One reason is that I had the voice for the new novel in my head right away. It's first person, alternating between past and present. Knowing this meant that a lot of point-of-view problems, as well as tone and mood problems, never arose. First person is quite limiting in other ways, and it didn't work for my first novel; but it seems that if you at least know who's talking and why, you can go a long way.
Another reason this one went relatively quickly is that I've learned to tolerate some remarkably egregious flaws in a first draft. These include:
- A character who, Schrodinger's cat-like, is both alive and dead throughout the first half of the story. I couldn't decide which had to be the case, so I just kept writing till it became clear.

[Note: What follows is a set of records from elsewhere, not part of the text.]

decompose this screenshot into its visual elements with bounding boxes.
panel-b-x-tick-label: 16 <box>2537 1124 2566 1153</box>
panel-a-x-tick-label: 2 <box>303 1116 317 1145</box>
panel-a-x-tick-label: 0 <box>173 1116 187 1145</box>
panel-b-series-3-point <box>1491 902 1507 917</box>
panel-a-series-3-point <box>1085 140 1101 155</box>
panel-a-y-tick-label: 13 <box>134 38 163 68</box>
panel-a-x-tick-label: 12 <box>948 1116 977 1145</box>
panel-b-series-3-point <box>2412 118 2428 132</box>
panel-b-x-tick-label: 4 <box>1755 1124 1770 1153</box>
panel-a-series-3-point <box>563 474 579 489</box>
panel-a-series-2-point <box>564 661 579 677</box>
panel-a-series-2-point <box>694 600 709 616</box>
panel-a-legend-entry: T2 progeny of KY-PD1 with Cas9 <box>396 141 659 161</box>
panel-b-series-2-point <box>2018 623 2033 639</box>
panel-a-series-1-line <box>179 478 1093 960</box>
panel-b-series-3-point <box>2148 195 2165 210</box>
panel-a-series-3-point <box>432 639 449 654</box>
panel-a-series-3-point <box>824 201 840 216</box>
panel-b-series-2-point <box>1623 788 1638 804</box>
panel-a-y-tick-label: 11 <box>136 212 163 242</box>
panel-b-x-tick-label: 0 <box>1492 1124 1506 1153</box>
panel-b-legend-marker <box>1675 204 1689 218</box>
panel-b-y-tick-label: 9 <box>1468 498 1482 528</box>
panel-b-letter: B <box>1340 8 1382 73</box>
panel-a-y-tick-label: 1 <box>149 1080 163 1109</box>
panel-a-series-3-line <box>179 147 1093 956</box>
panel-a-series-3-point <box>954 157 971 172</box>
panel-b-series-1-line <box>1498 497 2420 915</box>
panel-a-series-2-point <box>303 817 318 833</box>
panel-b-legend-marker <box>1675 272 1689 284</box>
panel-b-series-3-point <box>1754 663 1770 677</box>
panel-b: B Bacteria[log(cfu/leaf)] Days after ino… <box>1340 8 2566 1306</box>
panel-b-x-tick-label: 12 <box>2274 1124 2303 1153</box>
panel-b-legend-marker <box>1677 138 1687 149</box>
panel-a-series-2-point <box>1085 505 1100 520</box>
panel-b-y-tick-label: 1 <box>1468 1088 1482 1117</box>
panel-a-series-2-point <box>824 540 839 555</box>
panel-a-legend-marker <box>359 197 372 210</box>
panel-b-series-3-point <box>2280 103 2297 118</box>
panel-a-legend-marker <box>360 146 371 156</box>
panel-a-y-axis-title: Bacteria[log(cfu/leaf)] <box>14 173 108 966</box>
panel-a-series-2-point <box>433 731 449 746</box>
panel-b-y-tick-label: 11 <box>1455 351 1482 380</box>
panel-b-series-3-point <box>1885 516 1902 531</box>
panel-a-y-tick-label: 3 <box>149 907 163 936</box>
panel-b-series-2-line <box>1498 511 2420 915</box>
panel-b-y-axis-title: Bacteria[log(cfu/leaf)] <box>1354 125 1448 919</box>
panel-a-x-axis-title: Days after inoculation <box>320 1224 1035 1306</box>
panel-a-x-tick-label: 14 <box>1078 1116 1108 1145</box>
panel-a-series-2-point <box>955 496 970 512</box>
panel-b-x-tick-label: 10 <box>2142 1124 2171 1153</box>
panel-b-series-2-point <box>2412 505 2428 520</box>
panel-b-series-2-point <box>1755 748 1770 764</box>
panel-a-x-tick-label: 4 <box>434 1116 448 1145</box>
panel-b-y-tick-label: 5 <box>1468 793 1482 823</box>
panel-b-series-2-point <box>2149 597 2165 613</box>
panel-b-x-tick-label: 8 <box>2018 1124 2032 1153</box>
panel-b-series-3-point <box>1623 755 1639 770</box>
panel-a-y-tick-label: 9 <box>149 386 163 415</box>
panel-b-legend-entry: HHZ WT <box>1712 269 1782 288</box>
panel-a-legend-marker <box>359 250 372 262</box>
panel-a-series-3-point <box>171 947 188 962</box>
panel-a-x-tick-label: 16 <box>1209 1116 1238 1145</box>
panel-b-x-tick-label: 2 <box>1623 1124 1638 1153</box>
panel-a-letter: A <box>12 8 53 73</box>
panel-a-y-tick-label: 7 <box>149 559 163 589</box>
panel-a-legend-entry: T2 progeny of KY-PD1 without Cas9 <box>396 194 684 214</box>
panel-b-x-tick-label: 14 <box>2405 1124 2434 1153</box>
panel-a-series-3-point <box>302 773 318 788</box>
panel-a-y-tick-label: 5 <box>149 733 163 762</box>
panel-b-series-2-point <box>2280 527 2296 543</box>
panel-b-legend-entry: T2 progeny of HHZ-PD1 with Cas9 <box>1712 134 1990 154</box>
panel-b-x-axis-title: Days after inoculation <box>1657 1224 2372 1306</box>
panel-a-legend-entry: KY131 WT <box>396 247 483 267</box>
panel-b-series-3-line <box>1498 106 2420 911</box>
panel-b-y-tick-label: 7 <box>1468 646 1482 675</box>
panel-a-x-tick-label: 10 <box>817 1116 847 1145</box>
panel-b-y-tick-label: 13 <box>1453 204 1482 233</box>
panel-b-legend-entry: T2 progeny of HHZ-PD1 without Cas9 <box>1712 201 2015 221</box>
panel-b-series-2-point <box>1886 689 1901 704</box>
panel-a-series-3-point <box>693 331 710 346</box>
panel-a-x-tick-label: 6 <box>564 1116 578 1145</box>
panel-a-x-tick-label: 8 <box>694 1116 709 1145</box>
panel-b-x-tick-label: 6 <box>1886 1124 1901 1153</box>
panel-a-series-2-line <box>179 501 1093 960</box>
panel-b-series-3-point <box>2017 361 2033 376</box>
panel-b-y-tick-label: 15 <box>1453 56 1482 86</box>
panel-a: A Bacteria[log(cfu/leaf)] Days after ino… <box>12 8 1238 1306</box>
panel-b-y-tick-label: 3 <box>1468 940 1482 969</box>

- Another character who becomes three different people during the course of the story. When she first appeared I had one idea of the role she would play, but she evolved out of that. By the end became both the motive for the storytelling (the "narrative occasion," always an issue), and a fully worthy love interest for the narrator.
- Not knowing who the killer was until the last paragraph. Maybe still not knowing.
- The usual instances of overwriting, underwriting, and especially substituting summary for scene. God, why must there be scenes? Why can't everything be summary interspersed with occasional dialog?
- Massive doubts as to whether the story even begins to make sense on any level.
What all this means, of course, is that revising is going to be a lot of work. But before that is the required cooling-off/baking/resting period, in which I ignore the novel for approximately two months so that I can tackle revisions with a new perspective. I'm shooting for July 1.
PROGRAMMING NOTE: During the next two weeks blogging may be lighter than usual, and/or unpredictable, due to work, travel, and family issues.